While our modern marine concrete structures erode in just a few decades, 2000 year old pillars and breakwaters still stay standing, and seem to be more resistant than ever. So what magic chemistry is hiding behind this phenomenon? Could there be a sort of building related old wives recipe that has been lost for at least two millennia? Not only is Roman concrete more durable than anything we can make nowadays, but it also gets stronger over time. For Marie Jackson, a geologist in the University of Utah, the miracle ingredient may be none other than sea water, which, by seeping through the concrete, leads to the deposit of minerals that help hold the Roman concrete together.
Modern concrete is generally made from Portland cement, a mix of silicone sand, limestone, clay, chalk and other ingredients.

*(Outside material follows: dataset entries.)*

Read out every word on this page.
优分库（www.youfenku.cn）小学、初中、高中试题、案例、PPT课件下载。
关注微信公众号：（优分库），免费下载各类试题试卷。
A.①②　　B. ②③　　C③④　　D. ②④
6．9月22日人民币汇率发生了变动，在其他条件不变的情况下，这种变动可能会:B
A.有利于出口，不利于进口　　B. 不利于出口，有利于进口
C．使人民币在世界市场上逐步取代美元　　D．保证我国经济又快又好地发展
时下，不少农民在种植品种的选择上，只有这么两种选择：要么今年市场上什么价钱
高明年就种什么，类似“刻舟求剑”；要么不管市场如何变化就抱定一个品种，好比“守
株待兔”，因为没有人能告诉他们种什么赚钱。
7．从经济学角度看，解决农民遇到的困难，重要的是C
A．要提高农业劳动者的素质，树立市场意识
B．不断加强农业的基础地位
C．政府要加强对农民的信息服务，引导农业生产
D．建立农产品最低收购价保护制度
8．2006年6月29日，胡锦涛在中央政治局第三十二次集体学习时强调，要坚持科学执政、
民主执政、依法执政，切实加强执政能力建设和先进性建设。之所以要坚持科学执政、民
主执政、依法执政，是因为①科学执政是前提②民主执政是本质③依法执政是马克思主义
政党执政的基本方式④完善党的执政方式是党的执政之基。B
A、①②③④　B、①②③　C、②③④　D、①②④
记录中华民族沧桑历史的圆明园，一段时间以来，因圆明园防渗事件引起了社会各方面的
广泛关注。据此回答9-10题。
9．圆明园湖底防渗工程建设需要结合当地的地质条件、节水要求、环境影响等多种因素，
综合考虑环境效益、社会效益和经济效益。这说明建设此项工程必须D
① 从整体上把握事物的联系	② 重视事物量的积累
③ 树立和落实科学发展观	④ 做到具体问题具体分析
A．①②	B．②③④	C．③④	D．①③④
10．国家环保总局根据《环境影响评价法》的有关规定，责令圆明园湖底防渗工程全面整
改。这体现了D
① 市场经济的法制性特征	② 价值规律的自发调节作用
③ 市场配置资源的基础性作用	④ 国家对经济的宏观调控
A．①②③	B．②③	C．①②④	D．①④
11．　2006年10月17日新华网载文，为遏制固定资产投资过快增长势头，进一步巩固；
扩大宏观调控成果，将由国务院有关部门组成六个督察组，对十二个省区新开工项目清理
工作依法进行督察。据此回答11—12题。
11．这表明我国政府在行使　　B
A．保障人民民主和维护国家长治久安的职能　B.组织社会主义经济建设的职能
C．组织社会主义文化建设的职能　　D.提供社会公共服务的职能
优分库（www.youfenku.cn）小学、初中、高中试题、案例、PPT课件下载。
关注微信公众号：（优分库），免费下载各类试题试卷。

At the end of production, this substance should be inert, as any undesirable chemical reaction could cause cracks in the concrete, leading to erosion and structural breakdown. This is why modern concrete does not have the same longevity as natural rocks. However, this is not how Roman concrete worked.
The Romans in fact made their concrete by mixing volcanic ash with lime and sea water to form a mortar. They then incorporated pieces of volcanic rock to form the aggregate in the concrete. This was a recipe inspired by volcanic ash which was naturally deposited on the outskirts of Naples. The substance formed was used in numerous architectural structures, including the Pantheon steps and Trajan’s Column in Rome. Huge maritime structures also protected the ports and served as anchor points for ships and warehouses.
To compare the two types of concrete, the researchers collected Roman maritime concrete samples from along the Italian coast. They then charted the samples with the help of an electronic microsope, and carried out microdiffraction and microfluorescence analyses in the Lawrence Berkely National Laboratory in California. Using advanced techniques, they were able to identify all of the mineral products used in ancient concrete over the past few centuries.
By charting the minerals present, the succession of various crystals produced and their crystallographic properties, the researchers observed that Al-tobermorite and another material called phillipsite combined with zeolite, and fused together in the cement matrix. Difficult to synthesise in the laboratory, these minerals develop in the concrete due to the sea water that surrounds them, which slowly dissolves the volcanic ash on the inside and creates space for a reinforced interlayer of crystals to form.
So based on the principle that Roman concrete is more resistant and more durable than modern concrete (which also produces significant carbon dioxide emissions), why don’t we simply take up the old method again? “Because the recipe for Roman concrete is lost forever”, explains the geologist. The Romans in fact had the advantage of using a certain type of volcanic rock that is very rare nowadays. “We therefore need to find alternatives with other rocks,” notes Mary Jackson. “But you will never get the same results.”